In some ways, Barbarosa anticipates the de-mythologizing of Clint Eastwood's Unforgiven, made ten years after this film. After Barbarosa engages in the colorful adventures that fuel his legend—in one scene, he seems to emerge from his own grave as an avenging spirit—he gleefully witnesses his own mythologizing process, at one point eavesdropping on some musicians singing about his latest adventure as avidly as an actor reading a review of his new movie. Again and again, we see how Barbarosa's longevity as a fugitive isn't due to extraordinary prowess (though he is amazingly skilled) so much as his ability to exploit his fearsome reputation. (He defeats one enemy merely by stating matter-of-factly and with supreme confidence that, when he kills the man, where will that leave his family?) And just as Don Braulio needs to keep the myth of Barbarosa alive to keep his family together, Barbarosa needs it just as badly, to give his life meaning and to justify his outlaw existence.
A movie as fine as Barbarosa deserves an equally fine DVD presentation. But what we get is…well, to quote the Red-Bearded One again, "what cannot be remedied must be endured." The primary offense is an ineptly cropped full-frame transfer, which ruins the film's gorgeous landscape shots, and leaves us with too many scenes that appear to be two noses engaged in heated debate. The print itself is okay for a fairly obscure, non-blockbuster '80s film, with faded but mostly clear, clean images. Barbarosa, set in the south Texas chaparral, isn't exactly a panoply of vivid colors, so the washed-out appearance doesn't detract from the equally washed-out mood of the film. Audio is presented in what's billed as Dolby Digital 2.0 Surround, but which doesn't sound much better than mono, with muddy and distorted patches marring an otherwise acceptable presentation. Bonus features are nonexistent; this is one of those DVDs that boasts "Scene Index" and "Interactive Menus" as special features, so we should be grateful that there are even English subtitles. Oops, sorry, there aren't any subtitles, either. This is as barebones as DVD releases get (the menu looks like an introductory Photoshop project), but about par for the course for an Artisan catalog dump.
The Rebuttal Witnesses
Barbarosa may be a great Western, but it certainly isn't the most audience-friendly Western ever made. It's sedately paced by today's standards, riding at a steady lope that resonates with the languid mood of the south Texas setting. Its moments of action and bloodshed aren't dictated by Hollywood convention, but serve the needs of the story. Schepisi and screenwriter William Wittliff (The Perfect Storm, Lonesome Dove) don't underline every plot development or expository passage, but give the audience enough credit to figure out what's going on. At a mere 90 minutes, Barbarosa doesn't have time to become dull, but viewers more accustomed to overheated theatrics or breakneck pacing in their Westerns may find the film a little slow.

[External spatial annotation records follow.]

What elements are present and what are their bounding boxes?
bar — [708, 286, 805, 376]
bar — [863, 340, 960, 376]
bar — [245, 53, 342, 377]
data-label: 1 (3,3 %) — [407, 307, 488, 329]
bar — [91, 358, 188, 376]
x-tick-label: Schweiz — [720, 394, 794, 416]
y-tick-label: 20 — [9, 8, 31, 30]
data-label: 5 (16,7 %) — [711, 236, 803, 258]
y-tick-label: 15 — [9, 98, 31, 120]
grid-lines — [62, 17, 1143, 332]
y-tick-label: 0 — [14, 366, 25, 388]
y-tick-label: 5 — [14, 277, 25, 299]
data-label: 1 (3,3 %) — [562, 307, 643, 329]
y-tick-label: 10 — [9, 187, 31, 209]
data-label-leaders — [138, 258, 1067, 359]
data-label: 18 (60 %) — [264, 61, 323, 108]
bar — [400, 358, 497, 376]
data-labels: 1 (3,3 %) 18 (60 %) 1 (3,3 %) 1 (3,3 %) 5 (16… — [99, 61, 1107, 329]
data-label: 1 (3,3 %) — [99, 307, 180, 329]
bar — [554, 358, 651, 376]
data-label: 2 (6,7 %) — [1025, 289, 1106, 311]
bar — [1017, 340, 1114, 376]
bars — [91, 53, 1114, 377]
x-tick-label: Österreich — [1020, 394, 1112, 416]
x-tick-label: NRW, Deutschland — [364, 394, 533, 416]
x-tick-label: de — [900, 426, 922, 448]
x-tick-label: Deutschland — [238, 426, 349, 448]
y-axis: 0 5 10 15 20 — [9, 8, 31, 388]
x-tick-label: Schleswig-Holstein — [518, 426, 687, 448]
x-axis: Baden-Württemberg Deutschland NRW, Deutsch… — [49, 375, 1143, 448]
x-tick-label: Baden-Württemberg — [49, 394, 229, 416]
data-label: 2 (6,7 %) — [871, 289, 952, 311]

The worst aspect of the film is probably the music. I'm not sure what Schepisi and score composer Bruce Smeaton had in mind, but the music in this film is often weirdly incongruous—whimsical when it should be solemn, overblown when it should be restrained. It's too bad they didn't simply have Willie compose some songs for the soundtrack.

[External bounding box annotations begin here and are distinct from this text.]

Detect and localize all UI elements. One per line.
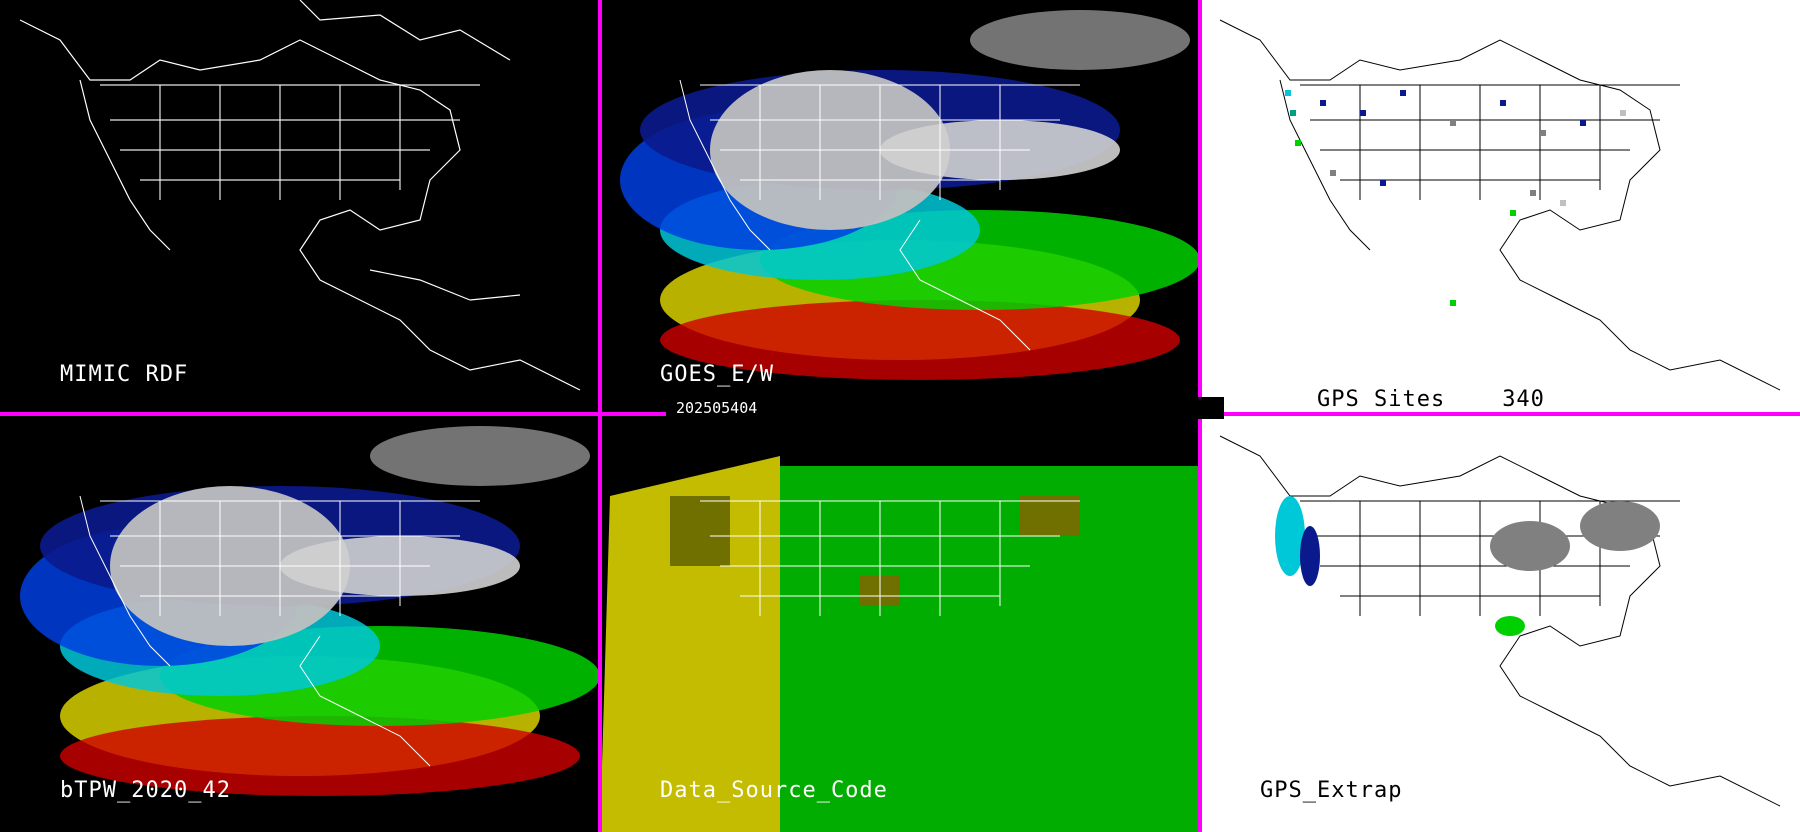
map-mimic-rdf [19, 0, 581, 391]
timestamp: 202505404 [676, 399, 758, 417]
panel-label: GOES_E/W [660, 362, 774, 387]
panel-label-text: GPS Sites [1316, 387, 1446, 412]
panel-label: GPS Sites 340 [1260, 362, 1545, 416]
panel-data-source: Data_Source_Code [600, 416, 1200, 832]
map-data-source [600, 456, 1200, 832]
panel-gps-extrap: GPS_Extrap [1200, 416, 1800, 832]
map-gps-extrap [1219, 435, 1781, 807]
map-gps-sites [1219, 19, 1781, 391]
panel-label: GPS_Extrap [1260, 778, 1403, 803]
panel-gps-sites: GPS Sites 340 [1200, 0, 1800, 416]
panel-label: MIMIC RDF [60, 362, 189, 387]
divider-vertical-left [598, 0, 602, 832]
panel-label: bTPW_2020_42 [60, 778, 231, 803]
panel-goes: GOES_E/W [600, 0, 1200, 416]
panel-mimic-rdf: MIMIC RDF [0, 0, 600, 416]
timestamp-bar: 202505404 [666, 397, 1224, 419]
site-count: 340 [1502, 387, 1545, 412]
panel-btpw: bTPW_2020_42 [0, 416, 600, 832]
panel-label: Data_Source_Code [660, 778, 888, 803]
map-btpw [20, 426, 600, 796]
map-goes [620, 10, 1200, 380]
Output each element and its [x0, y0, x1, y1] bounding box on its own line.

If you're a lover of Westerns, do yourself a favor and check out Barbarosa. Natural, engaging performances, gritty Old West authenticity, and a story that manages to feel familiar and timeless while holding more than one surprise, all combine to make this one of the most compelling, likable entries in the genre.
This court doesn't have nearly enough ass in its britches to convict Barbarosa. Case dismissed.